Und doch: Die Migranten, meint der syrisch-französische Demograph Youssef Courbage, hätten sich bereits ungeheuer entwickelt. Die westliche Moderne, in der sie lebten, hätte ihr Selbstverständnis erheblich verändert, sie dem Islam zu großen Teilen entfremdet. Fälle wie der der jungen Marokkanerin seien die Ausnahme. Die meisten Muslime pflegten einen durchaus westlichen Lebensstil, viele Entscheidungen des täglichen Lebens fällten sie entsprechend den Prinzipien einer weltlichen Logik - oft, ohne sich darüber im Klaren zu sein.
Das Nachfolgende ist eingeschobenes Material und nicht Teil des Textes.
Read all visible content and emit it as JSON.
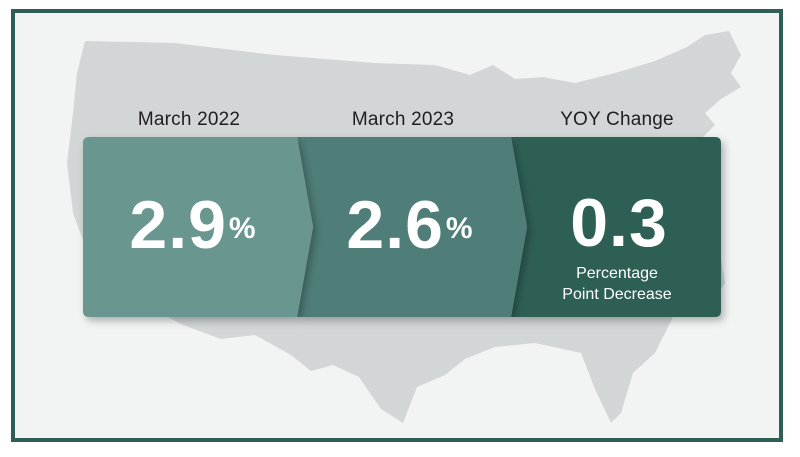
{
  "cards": [
    {
      "label": "March 2022",
      "value": "2.9",
      "unit": "%",
      "color": "#6a9690"
    },
    {
      "label": "March 2023",
      "value": "2.6",
      "unit": "%",
      "color": "#4f7d77"
    },
    {
      "label": "YOY Change",
      "value": "0.3",
      "note_line1": "Percentage",
      "note_line2": "Point Decrease",
      "color": "#2e5e55"
    }
  ],
  "background": {
    "frame_color": "#2e5e55",
    "map_color": "#d3d6d6",
    "panel_color": "#f1f4f3"
  }
}
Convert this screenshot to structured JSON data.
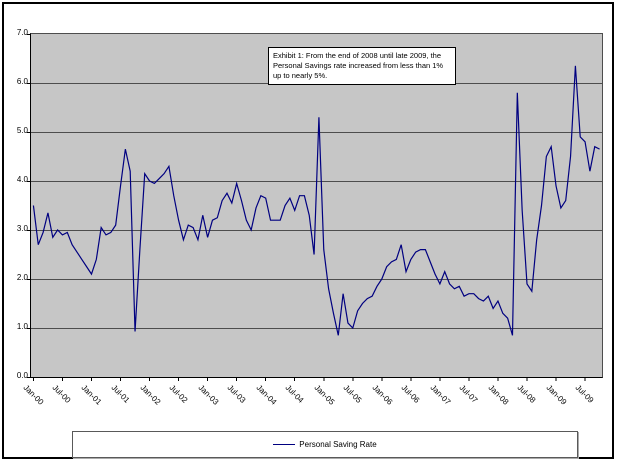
{
  "colors": {
    "series_line": "#000080",
    "plot_background": "#c6c6c6",
    "gridline": "#4d4d4d",
    "chart_border": "#000000"
  },
  "legend": {
    "label": "Personal Saving Rate"
  },
  "annotation": {
    "text": "Exhibit 1: From the end of 2008 until late 2009, the Personal Savings rate increased from less than 1% up to nearly 5%."
  },
  "chart_data": {
    "type": "line",
    "title": "",
    "xlabel": "",
    "ylabel": "",
    "ylim": [
      0.0,
      7.0
    ],
    "y_tick_step": 1.0,
    "grid": true,
    "legend_position": "bottom",
    "plot_area_color": "#c6c6c6",
    "y_tick_labels": [
      "7.0",
      "6.0",
      "5.0",
      "4.0",
      "3.0",
      "2.0",
      "1.0",
      "0.0"
    ],
    "x_tick_labels": [
      "Jan-00",
      "Jul-00",
      "Jan-01",
      "Jul-01",
      "Jan-02",
      "Jul-02",
      "Jan-03",
      "Jul-03",
      "Jan-04",
      "Jul-04",
      "Jan-05",
      "Jul-05",
      "Jan-06",
      "Jul-06",
      "Jan-07",
      "Jul-07",
      "Jan-08",
      "Jul-08",
      "Jan-09",
      "Jul-09"
    ],
    "x_months_per_tick": 6,
    "series": [
      {
        "name": "Personal Saving Rate",
        "color": "#000080",
        "start": "Jan-00",
        "frequency": "monthly",
        "values": [
          3.5,
          2.7,
          2.95,
          3.35,
          2.85,
          3.0,
          2.9,
          2.95,
          2.7,
          2.55,
          2.4,
          2.25,
          2.1,
          2.4,
          3.05,
          2.9,
          2.95,
          3.1,
          3.9,
          4.65,
          4.2,
          0.93,
          2.6,
          4.15,
          4.0,
          3.95,
          4.05,
          4.15,
          4.3,
          3.7,
          3.2,
          2.8,
          3.1,
          3.05,
          2.8,
          3.3,
          2.85,
          3.2,
          3.25,
          3.6,
          3.75,
          3.55,
          3.95,
          3.6,
          3.2,
          3.0,
          3.45,
          3.7,
          3.65,
          3.2,
          3.2,
          3.2,
          3.5,
          3.65,
          3.4,
          3.7,
          3.7,
          3.3,
          2.5,
          5.3,
          2.6,
          1.8,
          1.3,
          0.85,
          1.7,
          1.1,
          1.0,
          1.35,
          1.5,
          1.6,
          1.65,
          1.85,
          2.0,
          2.25,
          2.35,
          2.4,
          2.7,
          2.15,
          2.4,
          2.55,
          2.6,
          2.6,
          2.35,
          2.1,
          1.9,
          2.15,
          1.9,
          1.8,
          1.85,
          1.65,
          1.7,
          1.7,
          1.6,
          1.55,
          1.65,
          1.4,
          1.55,
          1.3,
          1.2,
          0.85,
          5.8,
          3.4,
          1.9,
          1.75,
          2.8,
          3.5,
          4.5,
          4.7,
          3.9,
          3.45,
          3.6,
          4.5,
          6.35,
          4.9,
          4.8,
          4.2,
          4.7,
          4.65
        ]
      }
    ]
  }
}
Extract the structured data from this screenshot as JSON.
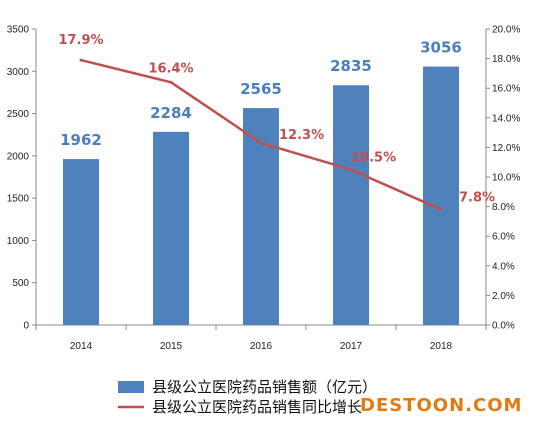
{
  "chart_data": {
    "type": "bar",
    "categories": [
      "2014",
      "2015",
      "2016",
      "2017",
      "2018"
    ],
    "series": [
      {
        "name": "县级公立医院药品销售额（亿元）",
        "type": "bar",
        "axis": "left",
        "values": [
          1962,
          2284,
          2565,
          2835,
          3056
        ],
        "value_labels": [
          "1962",
          "2284",
          "2565",
          "2835",
          "3056"
        ],
        "color": "#4f81bd",
        "label_color": "#4a7fbf"
      },
      {
        "name": "县级公立医院药品销售同比增长",
        "type": "line",
        "axis": "right",
        "values": [
          17.9,
          16.4,
          12.3,
          10.5,
          7.8
        ],
        "value_labels": [
          "17.9%",
          "16.4%",
          "12.3%",
          "10.5%",
          "7.8%"
        ],
        "color": "#c0504d",
        "label_color": "#c0504d"
      }
    ],
    "left_axis": {
      "ylim": [
        0,
        3500
      ],
      "ticks": [
        "0",
        "500",
        "1000",
        "1500",
        "2000",
        "2500",
        "3000",
        "3500"
      ]
    },
    "right_axis": {
      "ylim": [
        0,
        20
      ],
      "ticks": [
        "0.0%",
        "2.0%",
        "4.0%",
        "6.0%",
        "8.0%",
        "10.0%",
        "12.0%",
        "14.0%",
        "16.0%",
        "18.0%",
        "20.0%"
      ]
    },
    "grid": false,
    "legend_placement": "bottom"
  },
  "watermark": "DESTOON.COM",
  "colors": {
    "axis": "#888888",
    "tick_text": "#222222",
    "watermark": "#e07b14"
  }
}
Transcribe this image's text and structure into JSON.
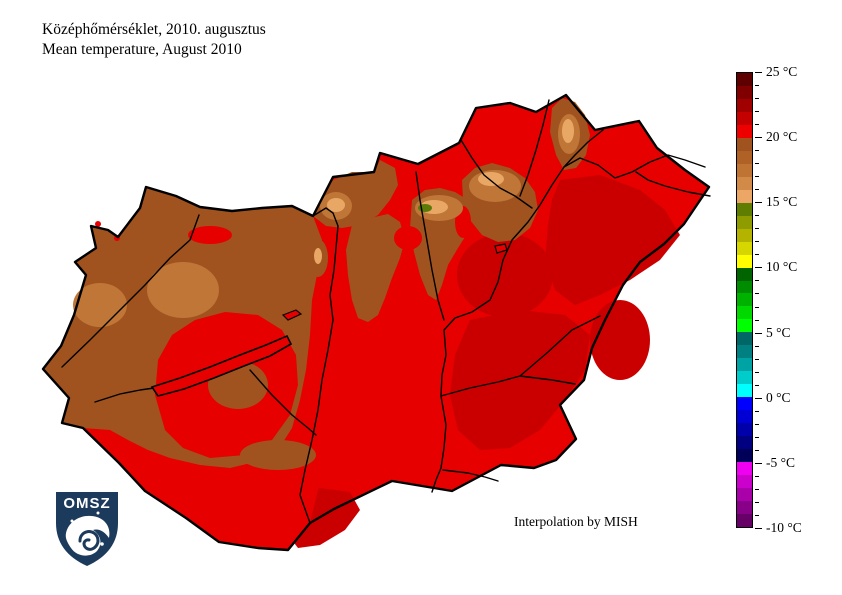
{
  "header": {
    "title_hu": "Középhőmérséklet, 2010. augusztus",
    "title_en": "Mean temperature, August 2010"
  },
  "annotation": {
    "text": "Interpolation by MISH"
  },
  "logo": {
    "label": "OMSZ",
    "shield_color": "#1c3a5c"
  },
  "colorbar": {
    "unit": "°C",
    "min": -10,
    "max": 25,
    "degrees_per_cell": 1,
    "tick_labels_top_to_bottom": [
      "25 °C",
      "20 °C",
      "15 °C",
      "10 °C",
      "5 °C",
      "0 °C",
      "-5 °C",
      "-10 °C"
    ],
    "cell_colors_top_to_bottom": [
      "#5f0000",
      "#800000",
      "#a00000",
      "#c40000",
      "#ee0000",
      "#a0531e",
      "#b06226",
      "#bf7434",
      "#d18a48",
      "#eca767",
      "#5f7d00",
      "#8e9c00",
      "#b4b400",
      "#d6d600",
      "#ffff00",
      "#006400",
      "#008c00",
      "#00b200",
      "#00d800",
      "#00ff00",
      "#006666",
      "#008080",
      "#00a3a3",
      "#00cccc",
      "#00ffff",
      "#0000ff",
      "#0000d4",
      "#0000aa",
      "#000080",
      "#000058",
      "#f000f0",
      "#cc00cc",
      "#aa00aa",
      "#880088",
      "#660066"
    ]
  },
  "map": {
    "region": "Hungary",
    "palette": {
      "red": "#e60000",
      "dark_red": "#ca0000",
      "brown": "#a0531e",
      "light_brown": "#c07636",
      "tan": "#e9a765",
      "olive": "#5c7a08",
      "outline": "#000000",
      "lake_fill": "#e60000"
    }
  }
}
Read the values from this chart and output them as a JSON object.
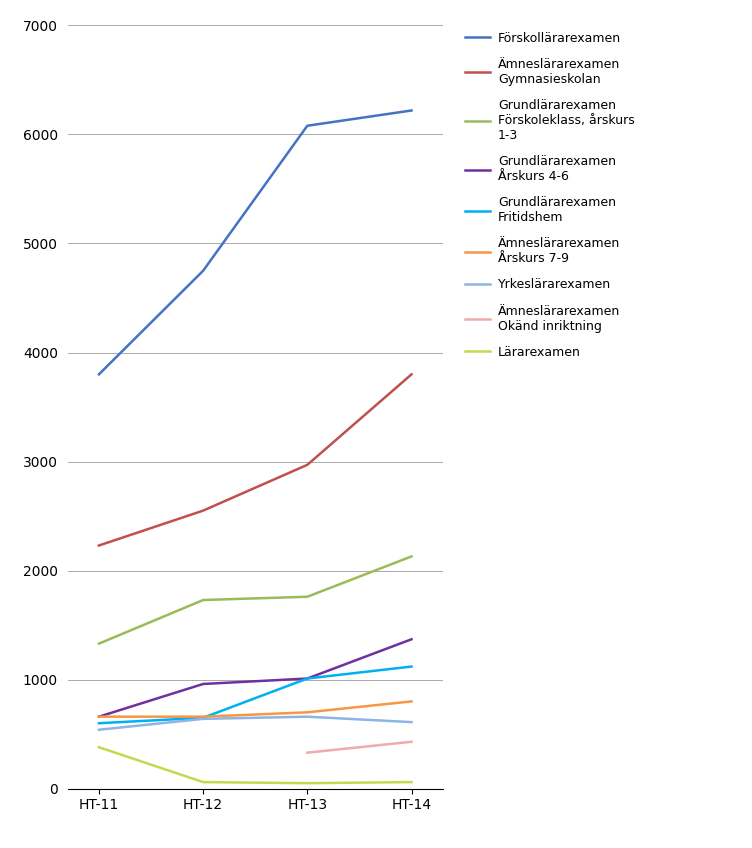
{
  "x_labels": [
    "HT-11",
    "HT-12",
    "HT-13",
    "HT-14"
  ],
  "series": [
    {
      "label": "Förskollärarexamen",
      "color": "#4472C4",
      "values": [
        3800,
        4750,
        6080,
        6220
      ]
    },
    {
      "label": "Ämneslärarexamen\nGymnasieskolan",
      "color": "#C0504D",
      "values": [
        2230,
        2550,
        2970,
        3800
      ]
    },
    {
      "label": "Grundlärarexamen\nFörskoleklass, årskurs\n1-3",
      "color": "#9BBB59",
      "values": [
        1330,
        1730,
        1760,
        2130
      ]
    },
    {
      "label": "Grundlärarexamen\nÅrskurs 4-6",
      "color": "#7030A0",
      "values": [
        660,
        960,
        1010,
        1370
      ]
    },
    {
      "label": "Grundlärarexamen\nFritidshem",
      "color": "#00B0F0",
      "values": [
        600,
        650,
        1010,
        1120
      ]
    },
    {
      "label": "Ämneslärarexamen\nÅrskurs 7-9",
      "color": "#F79646",
      "values": [
        660,
        660,
        700,
        800
      ]
    },
    {
      "label": "Yrkeslärarexamen",
      "color": "#8EB4E3",
      "values": [
        540,
        640,
        660,
        610
      ]
    },
    {
      "label": "Ämneslärarexamen\nOkänd inriktning",
      "color": "#F2ABAB",
      "values": [
        null,
        null,
        330,
        430
      ]
    },
    {
      "label": "Lärarexamen",
      "color": "#C6D94E",
      "values": [
        380,
        60,
        50,
        60
      ]
    }
  ],
  "ylim": [
    0,
    7000
  ],
  "yticks": [
    0,
    1000,
    2000,
    3000,
    4000,
    5000,
    6000,
    7000
  ],
  "background_color": "#FFFFFF",
  "grid_color": "#AAAAAA",
  "legend_fontsize": 9,
  "axis_fontsize": 10,
  "figure_width": 7.52,
  "figure_height": 8.48
}
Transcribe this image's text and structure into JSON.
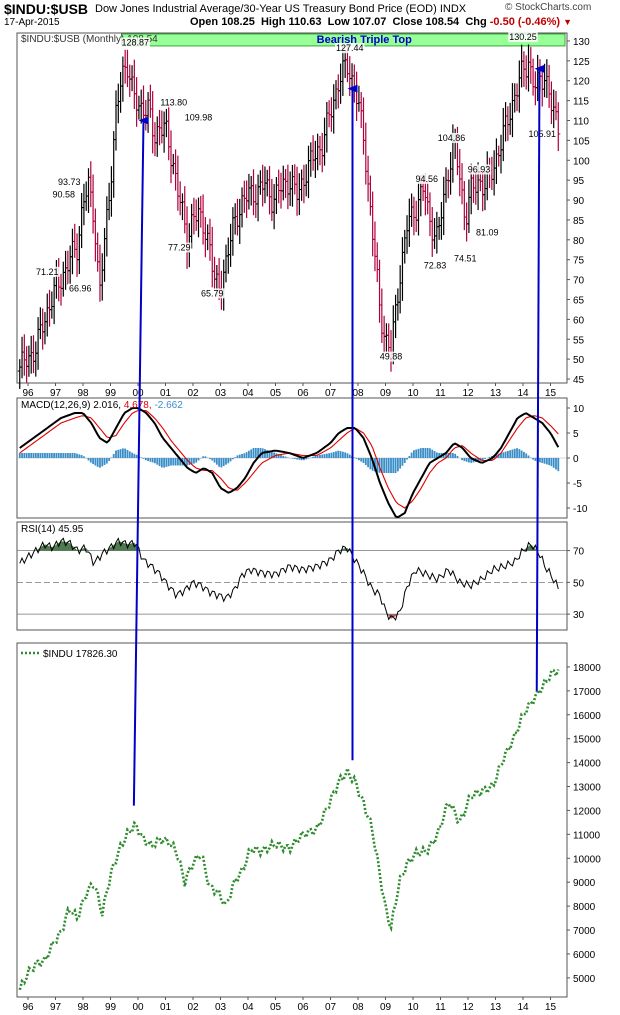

"Die marokkanischen Migranten leben vor allem in den Ländern Westeuropas, hauptsächlich in Frankreich, Spanien und Italien. Diese Migranten, die oft aus sehr einfachen Gegen kommen, haben sich im Ausland ungeheuer entwickelt, und sind darüber auch zu einer Drehscheibe der europäischen Kultur in Richtung Marokkos geworden. So wurden sie zu Agenten der Modernisierung. Unsere Untersuchungen haben gezeigt, dass diejenigen Kinder, die Verwandte im Ausland haben, eine viel bessere Ausbildung haben. Auch gibt es in diesen Familien weniger soziale Unterschiede zwischen Jungen und Mädchen. Das zeigt, dass es durch die nach Europa ausgewanderten Migranten zu einer verstärkten Modernisierung in ihren Heimatländern kommt."

Extremisten, meint die Historikerin Sophie Bessis, äußerten sich in der Regel besonders lautstark, so dass sie die Mehrzahl der gemäßigten Muslime übertönten. Dies gebe ein verzerrtes Bild, zudem müsse man einigen wenigen ohnehin nicht nachgeben. Vor allem aber würden Sonderrechte schnurstracks zurück in eine längst überwunden geglaubte Gesellschaftsordnung führen.

"Es wäre völlig unzulässig, wenn die Bürger eines Staates nicht alle nach ein und demselben Gesetz beurteilt würden. Einer der grundlegenden Vorteile der Demokratie ist es doch, dass alle Bürger gleichrangig behandelt werden. Sobald man Gesetze erließe, die Rücksicht auf die ethnischen oder religiösen Hintergründe der Bürger nähmen, täte man einen gewaltigen Schritt zurück. Das Gesetz ist für alle gleich. Es gibt keinen vernünftigen Grund, warum die Muslime in Frankreich oder sonst einem westlichen Land nach anderen Gesetzen beurteilt werden sollten als die anderen Bürger. Das wäre genau jener Geist, der im Kolonialismus herrschte, als es auch zwei Arten von Gesetzen gab - als die besiegten Einheimischen nach den einen Gesetzen beurteilt wurden und die Kolonisten nach anderen."

Kulturelle Sonderrechte wären der Anfang vom Ende der Republik. Dagegen anzugehen, heißt nicht, eine bestimmte Religion oder eine bestimmte Einwanderergruppe abzulehnen. Das zeigen gerade die aus arabischen Ländern stammenden Intellektuellen. Und zeigen so, dass die Auseinandersetzungen nicht entlang der Kulturen laufen, sondern schlicht zwischen Gemäßigten und Radikalen.